Rational design of N-glycosyltransferases from Aggregatibacter aphrophilus to synthesize Gal-modified glycoconjugates targeting hepatocellular carcinoma cells

Hepatocellular carcinoma (HCC) significantly impacts human health due to its tendency to develop multi-drug resistance. Regarding the treatment of HCC, galactosylated conjugates can target drug delivery. Bacterial N-glycosyltransferases (NGTs) catalyze glucosylation or galactosylation of the Asn residue motif Asn⁰-X⁺¹-Ser/Thr⁺² (X ≠ P). However, the limited utilization of the sugar donor UDP-Gal by NGTs severely restricts the potential applications in the development of glycol-drugs and vaccines. In this study, we rationally designed an NGT derived from Aggregatibacter aphrophilus and generated a mutant called AaFQ, which has a catalytic activity 18.8 times greater than that of wild-type towards UDP-Gal. AaFQ could rapidly synthesize Gal-modified peptides, which have been demonstrated to possess high targeting activity for HCC cells HepG2. Moreover, AaFQ exhibited a marked affinity for sugar donors with an equatorial bond-linked hydroxyl group at the C-2 position in monosaccharides.
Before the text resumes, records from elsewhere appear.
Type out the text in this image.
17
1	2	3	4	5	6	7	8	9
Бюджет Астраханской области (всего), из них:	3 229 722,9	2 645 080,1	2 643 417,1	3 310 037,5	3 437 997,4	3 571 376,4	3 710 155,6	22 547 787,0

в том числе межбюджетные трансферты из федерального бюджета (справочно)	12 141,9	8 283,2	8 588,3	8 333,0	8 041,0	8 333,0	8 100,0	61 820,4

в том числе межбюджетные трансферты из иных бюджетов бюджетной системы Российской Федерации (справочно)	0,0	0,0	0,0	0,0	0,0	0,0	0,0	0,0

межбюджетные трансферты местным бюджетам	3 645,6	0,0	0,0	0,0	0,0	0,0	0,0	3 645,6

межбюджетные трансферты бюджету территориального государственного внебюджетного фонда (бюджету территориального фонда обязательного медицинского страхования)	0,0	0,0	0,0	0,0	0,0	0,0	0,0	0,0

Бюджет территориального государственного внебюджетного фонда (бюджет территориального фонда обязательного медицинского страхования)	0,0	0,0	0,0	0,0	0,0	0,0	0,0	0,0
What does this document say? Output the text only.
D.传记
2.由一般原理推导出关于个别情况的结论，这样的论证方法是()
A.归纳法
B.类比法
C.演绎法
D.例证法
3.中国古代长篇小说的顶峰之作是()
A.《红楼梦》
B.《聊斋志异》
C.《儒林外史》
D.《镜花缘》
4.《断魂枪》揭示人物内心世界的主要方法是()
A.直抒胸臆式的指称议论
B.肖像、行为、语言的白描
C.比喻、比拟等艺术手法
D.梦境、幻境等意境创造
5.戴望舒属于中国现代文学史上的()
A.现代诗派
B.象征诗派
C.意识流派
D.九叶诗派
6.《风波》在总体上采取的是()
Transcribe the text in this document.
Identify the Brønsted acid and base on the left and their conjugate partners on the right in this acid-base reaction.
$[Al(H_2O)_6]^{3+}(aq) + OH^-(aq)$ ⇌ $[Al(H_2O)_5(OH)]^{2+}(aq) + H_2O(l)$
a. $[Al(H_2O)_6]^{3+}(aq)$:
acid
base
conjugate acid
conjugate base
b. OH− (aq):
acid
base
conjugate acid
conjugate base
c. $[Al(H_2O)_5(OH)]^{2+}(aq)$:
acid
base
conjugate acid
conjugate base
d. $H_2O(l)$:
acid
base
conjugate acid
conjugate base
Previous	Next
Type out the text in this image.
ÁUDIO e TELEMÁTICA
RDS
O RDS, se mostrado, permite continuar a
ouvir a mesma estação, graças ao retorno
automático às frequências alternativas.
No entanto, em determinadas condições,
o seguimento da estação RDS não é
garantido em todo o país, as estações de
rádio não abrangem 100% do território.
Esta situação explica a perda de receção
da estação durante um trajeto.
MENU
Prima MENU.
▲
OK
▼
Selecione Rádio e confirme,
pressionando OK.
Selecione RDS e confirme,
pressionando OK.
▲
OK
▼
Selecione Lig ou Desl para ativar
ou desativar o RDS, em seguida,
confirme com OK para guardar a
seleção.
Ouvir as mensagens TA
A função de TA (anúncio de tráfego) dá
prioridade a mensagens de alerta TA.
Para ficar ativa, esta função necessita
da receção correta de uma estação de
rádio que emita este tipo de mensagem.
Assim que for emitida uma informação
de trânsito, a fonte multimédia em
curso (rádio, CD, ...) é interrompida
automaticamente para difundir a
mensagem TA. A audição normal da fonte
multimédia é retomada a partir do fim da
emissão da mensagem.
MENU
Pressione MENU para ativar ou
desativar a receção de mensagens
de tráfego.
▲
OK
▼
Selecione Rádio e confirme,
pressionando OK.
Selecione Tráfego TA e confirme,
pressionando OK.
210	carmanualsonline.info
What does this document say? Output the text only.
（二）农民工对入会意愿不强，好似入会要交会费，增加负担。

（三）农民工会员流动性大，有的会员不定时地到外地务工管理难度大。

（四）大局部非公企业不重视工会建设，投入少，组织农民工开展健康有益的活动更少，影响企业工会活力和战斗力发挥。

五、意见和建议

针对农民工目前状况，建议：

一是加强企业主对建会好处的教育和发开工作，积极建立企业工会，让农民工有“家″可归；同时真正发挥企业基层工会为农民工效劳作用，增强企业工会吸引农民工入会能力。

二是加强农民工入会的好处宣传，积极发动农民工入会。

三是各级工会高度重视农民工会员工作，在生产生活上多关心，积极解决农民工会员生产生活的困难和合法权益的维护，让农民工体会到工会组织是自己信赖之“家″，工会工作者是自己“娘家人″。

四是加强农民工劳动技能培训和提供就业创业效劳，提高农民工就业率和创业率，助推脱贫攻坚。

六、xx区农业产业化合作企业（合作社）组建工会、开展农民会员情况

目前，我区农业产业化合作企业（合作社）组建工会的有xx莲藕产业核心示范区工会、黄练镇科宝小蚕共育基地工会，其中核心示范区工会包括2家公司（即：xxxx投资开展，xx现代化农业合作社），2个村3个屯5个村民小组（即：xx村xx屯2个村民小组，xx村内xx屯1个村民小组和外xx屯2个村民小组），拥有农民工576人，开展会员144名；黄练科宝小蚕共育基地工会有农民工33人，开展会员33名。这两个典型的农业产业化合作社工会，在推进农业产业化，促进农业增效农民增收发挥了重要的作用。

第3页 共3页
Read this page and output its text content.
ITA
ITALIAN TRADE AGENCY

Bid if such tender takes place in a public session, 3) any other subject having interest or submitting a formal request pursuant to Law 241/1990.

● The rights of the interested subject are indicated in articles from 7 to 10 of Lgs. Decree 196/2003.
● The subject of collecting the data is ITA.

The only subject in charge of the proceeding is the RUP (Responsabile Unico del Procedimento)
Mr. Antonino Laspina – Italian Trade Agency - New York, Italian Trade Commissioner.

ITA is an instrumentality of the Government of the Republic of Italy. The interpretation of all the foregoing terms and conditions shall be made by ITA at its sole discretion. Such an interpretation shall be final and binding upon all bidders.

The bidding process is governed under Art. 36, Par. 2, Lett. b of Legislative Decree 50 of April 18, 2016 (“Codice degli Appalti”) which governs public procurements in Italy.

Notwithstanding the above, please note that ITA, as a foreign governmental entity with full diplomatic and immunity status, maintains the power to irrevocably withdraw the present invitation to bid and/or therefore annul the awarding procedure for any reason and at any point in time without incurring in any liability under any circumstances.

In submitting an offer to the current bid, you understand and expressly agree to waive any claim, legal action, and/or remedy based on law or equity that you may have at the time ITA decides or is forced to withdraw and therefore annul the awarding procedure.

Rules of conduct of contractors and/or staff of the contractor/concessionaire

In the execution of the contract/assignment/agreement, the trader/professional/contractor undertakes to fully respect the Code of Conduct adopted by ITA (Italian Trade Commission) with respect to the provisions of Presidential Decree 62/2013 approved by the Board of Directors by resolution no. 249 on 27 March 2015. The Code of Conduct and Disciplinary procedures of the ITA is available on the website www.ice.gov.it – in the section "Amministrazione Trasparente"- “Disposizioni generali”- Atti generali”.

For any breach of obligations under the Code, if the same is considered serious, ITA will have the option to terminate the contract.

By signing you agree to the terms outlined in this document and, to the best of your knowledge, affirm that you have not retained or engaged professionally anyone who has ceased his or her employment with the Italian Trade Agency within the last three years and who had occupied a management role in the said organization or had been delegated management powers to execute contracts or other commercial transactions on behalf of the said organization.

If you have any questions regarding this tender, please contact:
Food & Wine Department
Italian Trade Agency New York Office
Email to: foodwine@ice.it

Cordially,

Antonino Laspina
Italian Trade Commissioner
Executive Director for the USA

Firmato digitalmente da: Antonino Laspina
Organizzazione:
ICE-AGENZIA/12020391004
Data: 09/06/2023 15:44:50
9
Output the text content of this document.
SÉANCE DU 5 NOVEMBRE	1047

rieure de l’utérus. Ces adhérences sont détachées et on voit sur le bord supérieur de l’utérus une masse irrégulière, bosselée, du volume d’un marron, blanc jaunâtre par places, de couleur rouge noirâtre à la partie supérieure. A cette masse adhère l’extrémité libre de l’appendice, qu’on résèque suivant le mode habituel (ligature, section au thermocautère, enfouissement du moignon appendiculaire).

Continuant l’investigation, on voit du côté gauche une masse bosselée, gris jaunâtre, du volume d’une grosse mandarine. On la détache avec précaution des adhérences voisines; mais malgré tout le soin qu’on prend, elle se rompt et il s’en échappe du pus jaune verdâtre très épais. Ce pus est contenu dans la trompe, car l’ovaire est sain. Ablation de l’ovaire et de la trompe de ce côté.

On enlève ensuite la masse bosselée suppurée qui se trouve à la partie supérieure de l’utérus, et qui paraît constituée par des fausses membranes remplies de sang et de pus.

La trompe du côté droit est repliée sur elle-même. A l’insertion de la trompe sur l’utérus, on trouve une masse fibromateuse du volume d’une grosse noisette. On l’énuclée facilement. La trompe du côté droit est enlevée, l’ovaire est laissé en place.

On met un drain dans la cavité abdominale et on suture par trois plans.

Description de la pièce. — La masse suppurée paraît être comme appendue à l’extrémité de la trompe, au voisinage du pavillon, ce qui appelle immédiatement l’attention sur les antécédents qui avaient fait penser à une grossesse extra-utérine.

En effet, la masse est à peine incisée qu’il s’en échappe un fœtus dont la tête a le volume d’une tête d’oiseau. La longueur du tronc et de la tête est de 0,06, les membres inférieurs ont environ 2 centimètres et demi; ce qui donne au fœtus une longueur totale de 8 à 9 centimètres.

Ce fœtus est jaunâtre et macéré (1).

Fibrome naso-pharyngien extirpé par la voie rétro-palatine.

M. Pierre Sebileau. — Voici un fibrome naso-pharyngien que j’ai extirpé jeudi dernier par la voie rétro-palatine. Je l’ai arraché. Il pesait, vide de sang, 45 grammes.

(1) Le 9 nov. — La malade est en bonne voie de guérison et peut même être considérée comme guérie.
The mutant led to a significantly enhanced binding of K440 to the hydroxyl group at the C-2 position, which might be a major factor contributing to the significantly increased ability to utilize UDP-Gal. This work provides a crucial enzymatic synthetic tool for the targeted therapy of HCC and also offers a new perspective for the engineering modification and application of NGTs.